You see, selective blind spots of the best and brightest are normal when the sky is falling. For example, in 1989, just two years before the Soviet Union collapsed, Paul Samuelson – the “Father of Modern Day Economics” –  and co-author William Nordhaus, wrote:

“The Soviet economy is proof that, contrary to what many skeptics had earlier believed, a socialist command economy can function and even thrive.” – Paul Samuelson and William Nordhaus, Economics, 13th ed. [New York: McGraw Hill, 1989], p. 837.

Could Samuelson and Nordhaus possibly been more clueless?

The Federal Reserve is a Barbarous Relic

On Wednesday, following the October federal open market committee (FOMC) meeting, the Federal Reserve stated that it will cut the federal funds rate 25 basis points to a range of 1.5 to 1.75. No surprise there.

But the real insights were garnered several days earlier. Leading up to the FOMC meeting Fed Chair Jerome Powell received some public encouragement from one of his former cohorts –  former President of the Federal Reserve Bank of New York, Bill Dudley. What follows is an excerpt of Dudley’s mental diarrhea, which he released in a Bloomberg Opinion article on Monday:

“People shouldn’t be as worried as they are about the risk of a U.S. recession. That said, it wouldn’t take much to trigger one, which is why the Federal Reserve should take out some insurance by providing added stimulus this week.

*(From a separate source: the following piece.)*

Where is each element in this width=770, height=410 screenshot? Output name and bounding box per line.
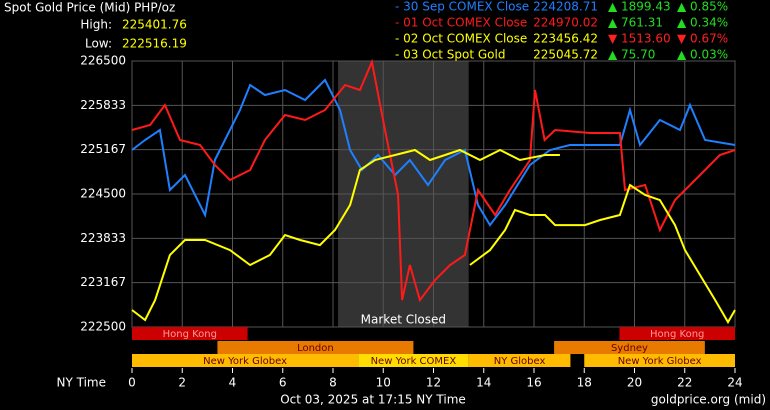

“Sometimes, an adverse event and human psychology can reinforce each other in such a way that they bring about a recession. Given how slowly the economy is growing, even a modest shock could do the trick.

“This danger bolsters the argument for the Fed to ease monetary policy at this week’s meeting of the Federal Open Market Committee. Such a preemptive move will reduce the chances that the economy will slow sufficiently to hit stall speed. Even if the insurance turns out to be unnecessary, the potential consequences aren’t bad. It just means that the economy will be stronger and the inflation rate will likely move more quickly back toward the Fed’s 2 percent target.”

Dudley, like Samuelson, believes he can aggregate economic data and plot it on a graph; and, then, by fixing the price of credit, he can make the graphs appear more to his liking. He also believes he can preempt a recession by making ‘insurance’ rate cuts to stimulate the economy.

Like Samuelson, Dudley doesn’t have a clue. The Fed cannot preemptively stop a recession. And after the dot com bubble and bust, the housing bubble and bust, the great financial crisis, zero interest rate policy, negative interest rate policy, quantitative easing, operation twist, quantitative tightening, reserve management, and many other failures, the Fed’s standing is clear to everyone but Dudley…

The Federal Reserve is a barbarous relic. The next downturn will be its death knell. Alas, what comes after the Fed will be worse. Populism demands it.